When Sanders says thousands will die from repealing the Affordable Care Act, he intentionally misinterprets the results of various studies implying increased health insurance coverage results in a longer average life expectancy. In reality, Sanders’ socialist health-care utopia would result in a much lower life expectancy over the long-run, even when compared with the ACA. Existing single-payer systems in other countries suffer long wait times for even the most routine treatments, a shortage of talented physicians, and a lower quality of care overall.

‘Losing’ Health Coverage They Don’t Want

Sanders warned about the 23 million people who will supposedly lose health insurance as a result of repealing the ACA, but apparently does not care about the millions of Americans who were already thrown off their plans due to the ACA, not to mention those who continue to lose their plans. Again, Sanders used a misleading figure of 23 million losing health insurance, even though most of the people included in the 23 million would choose not to purchase health insurance if they were no longer forced to buy it.

The “Medicare For All” bill would also place the federal government in charge of negotiating drug prices. The idea is that drug prices are too expensive, so Sanders’ solution is to send the government after drug companies to bully them into charging less. This is naïve and dangerous. It’s also at odds with the Food and Drug Administration’s (FDA) current mission, requiring drugs to prove they are safe and effective, rather than just safe. The FDA’s high burden of proof on drugs in development increases prices and provides a financial incentive to produce drugs with a large market potential, leaving behind people who have rare conditions that would require a more specialized drug to treat.

Under Sanders’ plan, the government could force drug prices higher through the FDA, then turn around and attempt to force drug companies to sell their products at a loss to score political points. Along with creating an unnecessarily forceful regulator, this situation could create a dangerous moral hazard. If the same entity that approves new drug applications also negotiated the prices for those drugs on behalf of a third party, the same company could be pressured into lowering prices of existing drugs in order to bring a new drug to market, resulting in seemingly random and chaotic drug price fluctuations. In addition to regulatory overreach, bribery and corruption seem more likely to occur if the government controls too many aspects of health care.

The result would be a reduced incentive to complete medical research, fewer new drugs coming to market, even higher drug prices, and thus a lower life expectancy—precisely the opposite of what Sanders says he intends.

A Public Sinecure Works for Me, Anyway

Sanders’ belief that the government can provide the equivalent of a Cadillac plan’s coverage at a lower cost than the market can offer isn’t one backed by the evidence. On the contrary, adding additional government employees to work as purchasing agents for millions of buyers of health insurance seems like a tall order, but Sanders insists Americans will be better off financially and in terms of health. Sanders cares more about imposing his political vision than about the welfare of the American people, and frequently dresses up his unrealistic proposals with feel-good platitudes and empty promises.

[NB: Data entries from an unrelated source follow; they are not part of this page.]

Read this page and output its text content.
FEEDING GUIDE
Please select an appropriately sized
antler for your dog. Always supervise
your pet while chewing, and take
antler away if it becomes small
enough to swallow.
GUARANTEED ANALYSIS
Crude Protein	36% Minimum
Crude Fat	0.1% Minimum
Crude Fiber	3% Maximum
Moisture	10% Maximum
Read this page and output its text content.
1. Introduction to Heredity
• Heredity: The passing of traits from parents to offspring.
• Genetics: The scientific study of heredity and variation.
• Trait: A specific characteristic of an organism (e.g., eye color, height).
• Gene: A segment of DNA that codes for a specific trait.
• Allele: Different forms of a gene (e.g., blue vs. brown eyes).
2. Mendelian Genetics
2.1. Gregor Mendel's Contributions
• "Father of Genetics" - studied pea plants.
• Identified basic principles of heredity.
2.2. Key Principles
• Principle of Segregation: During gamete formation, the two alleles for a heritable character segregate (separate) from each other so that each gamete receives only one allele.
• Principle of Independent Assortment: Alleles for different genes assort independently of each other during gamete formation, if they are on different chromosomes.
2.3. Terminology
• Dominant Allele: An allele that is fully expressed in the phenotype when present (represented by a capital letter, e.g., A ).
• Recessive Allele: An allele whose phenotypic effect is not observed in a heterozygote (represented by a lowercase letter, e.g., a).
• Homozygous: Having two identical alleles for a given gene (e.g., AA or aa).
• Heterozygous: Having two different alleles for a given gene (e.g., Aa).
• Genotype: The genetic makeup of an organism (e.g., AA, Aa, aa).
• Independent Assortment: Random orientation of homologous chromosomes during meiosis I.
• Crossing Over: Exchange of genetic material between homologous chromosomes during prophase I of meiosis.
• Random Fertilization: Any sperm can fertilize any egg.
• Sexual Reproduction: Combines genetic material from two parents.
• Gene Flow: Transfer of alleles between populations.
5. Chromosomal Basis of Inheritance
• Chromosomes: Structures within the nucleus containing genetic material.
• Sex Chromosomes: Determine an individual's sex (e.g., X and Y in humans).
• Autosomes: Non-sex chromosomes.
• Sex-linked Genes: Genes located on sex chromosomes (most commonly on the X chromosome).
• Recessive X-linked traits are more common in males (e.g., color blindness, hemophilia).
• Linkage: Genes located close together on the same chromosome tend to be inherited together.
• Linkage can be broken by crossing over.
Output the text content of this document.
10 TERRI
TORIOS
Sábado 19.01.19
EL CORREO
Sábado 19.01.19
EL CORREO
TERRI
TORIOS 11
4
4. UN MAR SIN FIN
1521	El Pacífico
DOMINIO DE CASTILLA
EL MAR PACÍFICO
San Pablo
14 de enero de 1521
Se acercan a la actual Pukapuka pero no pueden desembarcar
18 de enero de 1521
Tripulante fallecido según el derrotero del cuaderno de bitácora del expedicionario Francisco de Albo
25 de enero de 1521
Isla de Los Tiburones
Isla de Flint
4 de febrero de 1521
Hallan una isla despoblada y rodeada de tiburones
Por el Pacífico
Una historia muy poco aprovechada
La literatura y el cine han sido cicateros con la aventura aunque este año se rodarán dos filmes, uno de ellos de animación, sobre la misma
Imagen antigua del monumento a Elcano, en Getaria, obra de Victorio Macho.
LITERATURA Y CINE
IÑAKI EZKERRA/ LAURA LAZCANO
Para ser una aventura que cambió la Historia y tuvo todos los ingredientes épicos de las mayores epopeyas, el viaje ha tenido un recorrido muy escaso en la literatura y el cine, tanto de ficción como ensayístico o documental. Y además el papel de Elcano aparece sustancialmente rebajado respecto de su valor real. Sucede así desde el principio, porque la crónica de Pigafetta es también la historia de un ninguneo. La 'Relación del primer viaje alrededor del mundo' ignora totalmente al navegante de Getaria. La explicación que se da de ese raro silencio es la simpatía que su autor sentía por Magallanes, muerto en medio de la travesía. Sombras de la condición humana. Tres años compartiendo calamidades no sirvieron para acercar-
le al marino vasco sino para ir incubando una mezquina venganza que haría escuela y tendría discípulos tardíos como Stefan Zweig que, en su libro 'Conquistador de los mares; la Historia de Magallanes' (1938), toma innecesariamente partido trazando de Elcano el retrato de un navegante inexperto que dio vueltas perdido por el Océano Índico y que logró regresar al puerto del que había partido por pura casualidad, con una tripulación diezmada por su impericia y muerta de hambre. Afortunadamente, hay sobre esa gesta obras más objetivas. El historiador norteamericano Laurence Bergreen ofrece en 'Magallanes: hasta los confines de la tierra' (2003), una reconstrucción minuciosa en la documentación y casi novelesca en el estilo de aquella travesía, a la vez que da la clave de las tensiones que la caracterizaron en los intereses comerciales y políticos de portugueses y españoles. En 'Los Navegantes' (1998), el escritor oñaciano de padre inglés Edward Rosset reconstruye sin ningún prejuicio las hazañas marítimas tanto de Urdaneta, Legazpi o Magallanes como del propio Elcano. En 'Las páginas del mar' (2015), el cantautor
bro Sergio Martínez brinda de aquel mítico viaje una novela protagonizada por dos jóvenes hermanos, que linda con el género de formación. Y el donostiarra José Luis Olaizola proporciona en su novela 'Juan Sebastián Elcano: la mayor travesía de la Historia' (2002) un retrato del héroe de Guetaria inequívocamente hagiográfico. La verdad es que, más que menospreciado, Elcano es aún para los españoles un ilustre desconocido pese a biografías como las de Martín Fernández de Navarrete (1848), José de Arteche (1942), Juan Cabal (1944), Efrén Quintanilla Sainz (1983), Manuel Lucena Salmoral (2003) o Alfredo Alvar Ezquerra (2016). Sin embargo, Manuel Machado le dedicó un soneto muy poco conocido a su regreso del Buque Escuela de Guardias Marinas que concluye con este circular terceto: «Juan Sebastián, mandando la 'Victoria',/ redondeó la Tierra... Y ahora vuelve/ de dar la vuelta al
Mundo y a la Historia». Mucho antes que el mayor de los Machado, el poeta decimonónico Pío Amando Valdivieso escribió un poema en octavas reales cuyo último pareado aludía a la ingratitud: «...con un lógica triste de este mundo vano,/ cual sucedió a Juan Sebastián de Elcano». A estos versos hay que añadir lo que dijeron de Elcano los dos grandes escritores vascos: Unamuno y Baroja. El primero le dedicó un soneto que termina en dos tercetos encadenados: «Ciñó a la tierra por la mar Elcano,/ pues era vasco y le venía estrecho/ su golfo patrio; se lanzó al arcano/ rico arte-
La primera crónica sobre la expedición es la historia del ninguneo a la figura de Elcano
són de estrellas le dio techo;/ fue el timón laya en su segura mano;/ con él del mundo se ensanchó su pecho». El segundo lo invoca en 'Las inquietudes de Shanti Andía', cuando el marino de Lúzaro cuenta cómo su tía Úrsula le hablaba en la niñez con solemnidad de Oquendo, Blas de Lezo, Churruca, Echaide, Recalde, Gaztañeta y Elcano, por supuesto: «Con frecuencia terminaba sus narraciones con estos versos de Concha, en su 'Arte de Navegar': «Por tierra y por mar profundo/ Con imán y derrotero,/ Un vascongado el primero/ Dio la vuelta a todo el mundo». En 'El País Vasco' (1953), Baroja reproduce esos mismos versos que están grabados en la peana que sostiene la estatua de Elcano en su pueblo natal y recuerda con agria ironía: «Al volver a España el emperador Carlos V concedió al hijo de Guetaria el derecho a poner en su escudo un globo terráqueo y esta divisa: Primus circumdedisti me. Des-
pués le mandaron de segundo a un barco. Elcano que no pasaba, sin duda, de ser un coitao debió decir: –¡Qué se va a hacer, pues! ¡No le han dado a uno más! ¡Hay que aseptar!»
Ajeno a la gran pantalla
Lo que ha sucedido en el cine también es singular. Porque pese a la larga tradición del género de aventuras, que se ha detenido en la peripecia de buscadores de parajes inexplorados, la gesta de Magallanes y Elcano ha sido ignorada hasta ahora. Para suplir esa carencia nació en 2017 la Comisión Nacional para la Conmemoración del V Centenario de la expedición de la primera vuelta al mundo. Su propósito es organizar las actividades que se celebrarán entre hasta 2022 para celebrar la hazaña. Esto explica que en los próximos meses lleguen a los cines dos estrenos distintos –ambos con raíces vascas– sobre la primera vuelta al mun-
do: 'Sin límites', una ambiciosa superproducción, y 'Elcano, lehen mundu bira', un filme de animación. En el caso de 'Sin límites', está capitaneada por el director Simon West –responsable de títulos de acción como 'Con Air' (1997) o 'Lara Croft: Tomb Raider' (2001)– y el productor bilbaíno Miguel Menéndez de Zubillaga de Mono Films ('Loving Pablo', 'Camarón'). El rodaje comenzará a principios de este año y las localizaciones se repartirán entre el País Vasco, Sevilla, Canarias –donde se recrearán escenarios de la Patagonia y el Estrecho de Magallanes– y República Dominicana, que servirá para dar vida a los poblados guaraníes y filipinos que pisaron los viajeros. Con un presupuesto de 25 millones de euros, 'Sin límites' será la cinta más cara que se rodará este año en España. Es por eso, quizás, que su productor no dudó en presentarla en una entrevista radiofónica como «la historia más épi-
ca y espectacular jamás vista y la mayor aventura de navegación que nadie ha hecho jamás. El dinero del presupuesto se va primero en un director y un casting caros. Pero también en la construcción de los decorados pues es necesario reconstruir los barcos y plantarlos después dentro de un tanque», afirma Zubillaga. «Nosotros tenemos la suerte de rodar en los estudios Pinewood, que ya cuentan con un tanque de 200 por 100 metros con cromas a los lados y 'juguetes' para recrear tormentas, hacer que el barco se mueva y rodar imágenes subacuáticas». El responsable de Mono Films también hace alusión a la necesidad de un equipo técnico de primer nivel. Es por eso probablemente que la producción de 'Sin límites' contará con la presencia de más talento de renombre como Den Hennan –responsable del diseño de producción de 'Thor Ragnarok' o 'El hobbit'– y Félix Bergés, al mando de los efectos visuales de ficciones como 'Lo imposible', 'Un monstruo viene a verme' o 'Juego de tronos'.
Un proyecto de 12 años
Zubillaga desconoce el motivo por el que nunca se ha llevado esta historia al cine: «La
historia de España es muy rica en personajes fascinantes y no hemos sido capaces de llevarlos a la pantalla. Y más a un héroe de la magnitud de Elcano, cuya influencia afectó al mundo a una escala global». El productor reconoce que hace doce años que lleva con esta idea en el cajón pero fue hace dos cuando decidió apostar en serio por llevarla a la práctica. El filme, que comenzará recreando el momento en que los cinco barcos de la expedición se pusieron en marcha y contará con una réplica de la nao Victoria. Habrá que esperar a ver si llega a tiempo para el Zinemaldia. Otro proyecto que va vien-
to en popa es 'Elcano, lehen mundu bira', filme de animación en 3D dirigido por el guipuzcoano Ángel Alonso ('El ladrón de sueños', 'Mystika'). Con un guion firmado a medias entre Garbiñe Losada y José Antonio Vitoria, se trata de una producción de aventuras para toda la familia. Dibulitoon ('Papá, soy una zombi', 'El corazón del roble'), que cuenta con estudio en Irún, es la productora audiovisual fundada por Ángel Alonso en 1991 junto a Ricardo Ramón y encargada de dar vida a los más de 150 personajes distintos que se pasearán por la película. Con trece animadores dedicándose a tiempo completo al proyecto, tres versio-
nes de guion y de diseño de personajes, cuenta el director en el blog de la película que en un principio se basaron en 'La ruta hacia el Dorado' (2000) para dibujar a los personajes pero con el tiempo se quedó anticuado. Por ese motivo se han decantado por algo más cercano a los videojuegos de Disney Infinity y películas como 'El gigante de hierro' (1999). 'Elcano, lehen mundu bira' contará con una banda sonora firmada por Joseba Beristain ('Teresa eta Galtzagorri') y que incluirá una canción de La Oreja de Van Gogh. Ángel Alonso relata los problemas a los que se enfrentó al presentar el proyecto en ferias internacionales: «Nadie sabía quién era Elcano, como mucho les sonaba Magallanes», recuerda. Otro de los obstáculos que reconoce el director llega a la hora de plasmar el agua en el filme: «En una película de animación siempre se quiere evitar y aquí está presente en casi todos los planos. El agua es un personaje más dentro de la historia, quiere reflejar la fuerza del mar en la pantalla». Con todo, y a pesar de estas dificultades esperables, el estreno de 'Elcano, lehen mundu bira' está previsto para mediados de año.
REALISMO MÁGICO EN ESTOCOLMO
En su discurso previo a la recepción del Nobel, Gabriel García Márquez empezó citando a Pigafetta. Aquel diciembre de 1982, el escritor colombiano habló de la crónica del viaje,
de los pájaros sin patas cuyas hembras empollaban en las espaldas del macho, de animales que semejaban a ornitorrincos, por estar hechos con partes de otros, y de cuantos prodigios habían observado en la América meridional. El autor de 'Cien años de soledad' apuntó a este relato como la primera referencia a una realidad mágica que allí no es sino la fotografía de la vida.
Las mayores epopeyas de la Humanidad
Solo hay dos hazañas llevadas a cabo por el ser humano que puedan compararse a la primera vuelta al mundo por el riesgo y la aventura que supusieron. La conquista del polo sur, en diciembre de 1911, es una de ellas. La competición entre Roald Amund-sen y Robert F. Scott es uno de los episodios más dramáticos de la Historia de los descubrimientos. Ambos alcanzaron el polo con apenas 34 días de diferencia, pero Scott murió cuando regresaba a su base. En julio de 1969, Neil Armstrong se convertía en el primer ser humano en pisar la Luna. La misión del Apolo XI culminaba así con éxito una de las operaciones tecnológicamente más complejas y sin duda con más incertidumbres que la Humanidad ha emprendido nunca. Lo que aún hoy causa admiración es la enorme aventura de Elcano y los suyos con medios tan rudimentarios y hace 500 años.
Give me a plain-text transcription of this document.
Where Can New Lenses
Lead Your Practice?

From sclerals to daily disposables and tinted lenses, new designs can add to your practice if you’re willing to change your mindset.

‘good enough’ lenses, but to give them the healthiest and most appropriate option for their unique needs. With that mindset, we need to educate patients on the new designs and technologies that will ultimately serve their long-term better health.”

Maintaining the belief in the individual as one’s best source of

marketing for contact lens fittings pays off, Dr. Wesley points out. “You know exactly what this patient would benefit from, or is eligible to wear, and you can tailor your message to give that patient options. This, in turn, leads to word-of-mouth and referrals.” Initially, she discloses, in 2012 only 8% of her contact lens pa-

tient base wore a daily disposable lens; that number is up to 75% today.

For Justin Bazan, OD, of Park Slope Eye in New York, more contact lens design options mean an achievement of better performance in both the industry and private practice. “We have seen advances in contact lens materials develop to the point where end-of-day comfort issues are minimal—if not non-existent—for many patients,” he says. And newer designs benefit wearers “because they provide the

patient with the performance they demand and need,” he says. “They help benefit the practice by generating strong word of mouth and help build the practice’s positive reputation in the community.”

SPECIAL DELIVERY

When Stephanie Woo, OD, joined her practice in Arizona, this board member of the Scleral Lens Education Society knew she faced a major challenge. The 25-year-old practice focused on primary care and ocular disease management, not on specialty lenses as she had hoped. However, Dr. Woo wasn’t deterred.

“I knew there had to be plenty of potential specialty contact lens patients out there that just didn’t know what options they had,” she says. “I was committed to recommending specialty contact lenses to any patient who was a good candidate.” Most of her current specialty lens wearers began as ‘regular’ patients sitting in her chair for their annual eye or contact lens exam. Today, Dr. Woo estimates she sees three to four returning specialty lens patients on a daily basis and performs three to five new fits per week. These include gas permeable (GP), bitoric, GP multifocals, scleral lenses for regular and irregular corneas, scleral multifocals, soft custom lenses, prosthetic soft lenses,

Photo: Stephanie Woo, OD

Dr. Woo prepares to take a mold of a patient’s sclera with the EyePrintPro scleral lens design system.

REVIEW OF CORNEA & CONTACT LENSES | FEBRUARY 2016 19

There’s nothing honest about that.

Perhaps Sanders, who has never held a steady job except as a politician, should experience what life is like in the real world rather than living at the expense of taxpayers. Sanders and the rest of Congress are exempt from the ACA’s burdens, unlike the rest of America. For someone who supposedly cares so much about equality, Sanders has been silent for years about his own special treatment. Sanders should condemn this inequality as severely as he condemns income equality, but considering he’s busy spending time at his three upscale homes, it seems more likely that Sanders will continue to push his destructive political agenda while deceiving his uninformed voters.